Impara l’arte, dalle un tocco personale, mettila a servizio del tuo sogno. È un po’ questo il comune denominatore di tre giovani realtà milanesi nate negli anni difficili della pandemia e che, nonostante questo, sono diventate in poco tempo un punto di riferimento per tanti amanti del cibo di qualità. Merito di una gavetta importante, fatta alla corte di maestri illustri come Ernst Knam, Massimo Grazioli e Renè Redzepi, e della capacità di raccoglierne i frutti in maniera intelligente e innovativa. Vi raccontiamo tre storie di eccellenza, coraggio imprenditoriale e rapporti personali di sei fuoriclasse che dalle cucine d’eccellenza hanno spiccato letteralmente il volo.
TIEMI’, i segreti del cioccolato e della viennoiserie imparati da Knam e Christophe Adam
Tiemì, ovvero Beatrice Mazzarelli e Valerio Cambieri, uniti nella vita come in cucina. Una passione che si respira immediatamente entrando nel loro tempio in via Emanuele Filiberto, a due passi da Corso Sempione. Sul lato sinistro, un bancone in legno stile parigino espone viennoiserie per la colazione, dal pain au chocolat al croissant cocco e lamponi, mentre sul lato sinistro fanno capolino 15 tipi diversi di mignon, tra cui l’amatissimo Dinamite, una mini-cassa di cioccolato esplosivo. Ma Tiemì vuol dire anche biscotti artigianali, gelati, torte e pause pranzo veloci ma di qualità.
Beatrice e Valerio, entrambi milanesi, si conoscono 12 anni fa, nella cucina del Four Seasons; lei lavora come stagista della scuola alberghiera, lui come commis di pasticceria. Professionalmente poi le strade di separano. Valerio, dopo l’esperienza al Four Seasons – dove lo chef Coi Biong Chon rappresenta un punto di riferimento dal punto di vista umano e della tecnica – entra nelle cucine del Principe di Savoia e del Bulgari, per poi approdare a Parigi a L’Eclair de Genie di Christophe Adam; tornerà quindi a Milano per seguire l’apertura e lo sviluppo dei suoi punti vendita in città.
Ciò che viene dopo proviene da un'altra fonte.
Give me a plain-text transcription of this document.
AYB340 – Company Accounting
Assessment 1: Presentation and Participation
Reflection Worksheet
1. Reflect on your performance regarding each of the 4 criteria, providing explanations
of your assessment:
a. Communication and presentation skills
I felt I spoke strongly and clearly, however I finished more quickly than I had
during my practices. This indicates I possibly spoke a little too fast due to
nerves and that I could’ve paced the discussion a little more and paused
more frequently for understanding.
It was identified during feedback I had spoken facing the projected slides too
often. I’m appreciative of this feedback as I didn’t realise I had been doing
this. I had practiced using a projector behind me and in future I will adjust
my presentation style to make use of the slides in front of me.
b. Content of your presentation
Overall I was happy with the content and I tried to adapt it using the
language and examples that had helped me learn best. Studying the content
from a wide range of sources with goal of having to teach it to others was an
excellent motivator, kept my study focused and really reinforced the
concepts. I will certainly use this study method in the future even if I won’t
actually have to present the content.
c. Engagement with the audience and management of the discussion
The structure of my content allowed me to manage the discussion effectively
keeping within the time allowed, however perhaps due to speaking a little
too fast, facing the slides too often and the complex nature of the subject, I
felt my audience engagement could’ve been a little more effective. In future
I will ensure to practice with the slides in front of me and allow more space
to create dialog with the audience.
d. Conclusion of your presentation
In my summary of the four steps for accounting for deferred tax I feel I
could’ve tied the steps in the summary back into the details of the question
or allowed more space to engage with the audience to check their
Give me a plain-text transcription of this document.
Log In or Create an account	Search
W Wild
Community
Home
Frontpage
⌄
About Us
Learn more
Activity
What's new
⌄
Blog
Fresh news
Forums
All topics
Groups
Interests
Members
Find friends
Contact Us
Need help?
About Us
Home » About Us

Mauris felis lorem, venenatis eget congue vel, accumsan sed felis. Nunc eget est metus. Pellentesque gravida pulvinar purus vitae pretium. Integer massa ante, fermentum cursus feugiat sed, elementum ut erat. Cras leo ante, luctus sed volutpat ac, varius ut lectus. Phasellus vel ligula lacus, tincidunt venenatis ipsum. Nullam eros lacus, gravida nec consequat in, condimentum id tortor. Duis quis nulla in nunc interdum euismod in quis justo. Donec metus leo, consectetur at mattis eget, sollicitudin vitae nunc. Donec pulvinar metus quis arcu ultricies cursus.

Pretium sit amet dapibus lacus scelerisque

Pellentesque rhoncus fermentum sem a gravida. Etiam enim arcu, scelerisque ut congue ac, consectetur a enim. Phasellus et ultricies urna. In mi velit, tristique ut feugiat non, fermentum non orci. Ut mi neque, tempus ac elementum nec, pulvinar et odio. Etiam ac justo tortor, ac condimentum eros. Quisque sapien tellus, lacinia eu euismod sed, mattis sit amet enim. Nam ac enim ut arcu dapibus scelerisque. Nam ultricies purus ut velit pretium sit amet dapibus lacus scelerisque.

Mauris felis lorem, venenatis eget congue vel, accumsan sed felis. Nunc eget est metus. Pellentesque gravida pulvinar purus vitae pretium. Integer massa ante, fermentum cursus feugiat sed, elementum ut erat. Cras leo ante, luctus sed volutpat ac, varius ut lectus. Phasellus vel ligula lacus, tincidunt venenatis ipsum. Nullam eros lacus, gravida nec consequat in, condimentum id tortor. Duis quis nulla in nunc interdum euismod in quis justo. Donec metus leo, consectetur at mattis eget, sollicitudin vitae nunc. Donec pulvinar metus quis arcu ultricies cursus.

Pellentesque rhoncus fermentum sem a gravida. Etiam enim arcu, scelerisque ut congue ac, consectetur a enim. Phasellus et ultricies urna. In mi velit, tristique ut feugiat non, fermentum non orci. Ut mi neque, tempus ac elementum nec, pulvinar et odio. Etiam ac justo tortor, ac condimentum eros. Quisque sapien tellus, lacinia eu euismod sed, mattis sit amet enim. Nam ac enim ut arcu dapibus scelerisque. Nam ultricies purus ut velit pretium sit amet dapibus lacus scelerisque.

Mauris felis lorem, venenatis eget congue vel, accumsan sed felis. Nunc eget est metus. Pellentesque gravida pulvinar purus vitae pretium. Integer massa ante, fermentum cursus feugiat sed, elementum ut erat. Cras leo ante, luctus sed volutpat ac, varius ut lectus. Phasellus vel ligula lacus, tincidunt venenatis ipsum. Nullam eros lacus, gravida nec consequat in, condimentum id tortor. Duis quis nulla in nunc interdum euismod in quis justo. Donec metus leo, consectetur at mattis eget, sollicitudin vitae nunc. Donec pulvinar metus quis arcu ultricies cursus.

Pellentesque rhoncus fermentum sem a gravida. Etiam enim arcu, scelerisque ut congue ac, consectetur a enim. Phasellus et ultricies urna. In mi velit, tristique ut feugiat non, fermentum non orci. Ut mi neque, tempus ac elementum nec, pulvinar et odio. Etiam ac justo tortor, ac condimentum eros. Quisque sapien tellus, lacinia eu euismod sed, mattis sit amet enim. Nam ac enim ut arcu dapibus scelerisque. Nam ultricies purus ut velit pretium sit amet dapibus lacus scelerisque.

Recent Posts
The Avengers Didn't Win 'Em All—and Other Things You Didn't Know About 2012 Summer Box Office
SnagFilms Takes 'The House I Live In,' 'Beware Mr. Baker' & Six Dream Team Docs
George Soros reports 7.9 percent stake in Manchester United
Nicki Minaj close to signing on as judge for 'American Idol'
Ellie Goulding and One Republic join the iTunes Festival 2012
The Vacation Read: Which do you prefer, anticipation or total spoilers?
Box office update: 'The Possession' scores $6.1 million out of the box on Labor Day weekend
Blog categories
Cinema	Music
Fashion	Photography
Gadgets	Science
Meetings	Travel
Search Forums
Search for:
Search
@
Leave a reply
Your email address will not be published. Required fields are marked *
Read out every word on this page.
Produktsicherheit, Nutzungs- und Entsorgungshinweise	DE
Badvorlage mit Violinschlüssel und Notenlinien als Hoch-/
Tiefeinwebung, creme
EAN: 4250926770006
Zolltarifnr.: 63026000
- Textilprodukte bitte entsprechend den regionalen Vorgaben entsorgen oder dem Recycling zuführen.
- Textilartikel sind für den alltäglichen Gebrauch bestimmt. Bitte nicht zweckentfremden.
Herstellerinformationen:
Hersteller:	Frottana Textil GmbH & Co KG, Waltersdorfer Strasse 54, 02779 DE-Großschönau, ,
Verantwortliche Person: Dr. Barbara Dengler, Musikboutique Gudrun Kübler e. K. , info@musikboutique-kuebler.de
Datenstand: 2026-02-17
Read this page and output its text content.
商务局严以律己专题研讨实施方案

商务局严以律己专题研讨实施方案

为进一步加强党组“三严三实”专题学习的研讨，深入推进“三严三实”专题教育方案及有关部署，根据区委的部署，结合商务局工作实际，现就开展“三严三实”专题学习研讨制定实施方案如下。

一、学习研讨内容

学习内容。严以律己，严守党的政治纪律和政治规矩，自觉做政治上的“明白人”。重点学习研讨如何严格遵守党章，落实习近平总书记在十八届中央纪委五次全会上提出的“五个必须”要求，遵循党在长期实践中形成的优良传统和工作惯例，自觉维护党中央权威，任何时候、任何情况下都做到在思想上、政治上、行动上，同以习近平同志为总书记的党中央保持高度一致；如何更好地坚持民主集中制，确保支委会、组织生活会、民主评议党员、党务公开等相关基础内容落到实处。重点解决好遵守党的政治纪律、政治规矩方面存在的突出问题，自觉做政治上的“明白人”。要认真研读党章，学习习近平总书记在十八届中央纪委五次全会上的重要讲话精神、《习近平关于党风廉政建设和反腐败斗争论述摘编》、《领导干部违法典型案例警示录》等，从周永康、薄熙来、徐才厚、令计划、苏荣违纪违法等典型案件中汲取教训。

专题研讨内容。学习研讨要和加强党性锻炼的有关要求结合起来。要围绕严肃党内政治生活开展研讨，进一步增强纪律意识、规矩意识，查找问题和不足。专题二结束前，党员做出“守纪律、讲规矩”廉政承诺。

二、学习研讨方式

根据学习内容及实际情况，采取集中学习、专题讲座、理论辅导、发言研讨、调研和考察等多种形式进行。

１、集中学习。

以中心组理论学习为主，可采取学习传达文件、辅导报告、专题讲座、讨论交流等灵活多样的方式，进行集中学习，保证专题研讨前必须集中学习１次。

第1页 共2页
Beatrice entra invece nel laboratorio di Ernst Knam: «Lui mi ha fatto capire per la prima volta l’importanza della dedizione e del sacrificio. Grazie a lui ho capito che si può migliorare solo impegnandosi duramente e che nulla arriva per caso», racconta Beatrice, che tra l’esperienza alla corte del maestro del cioccolato e l’apertura della sua attività ha lavorato per cinque anni nella pasticceria di Peck.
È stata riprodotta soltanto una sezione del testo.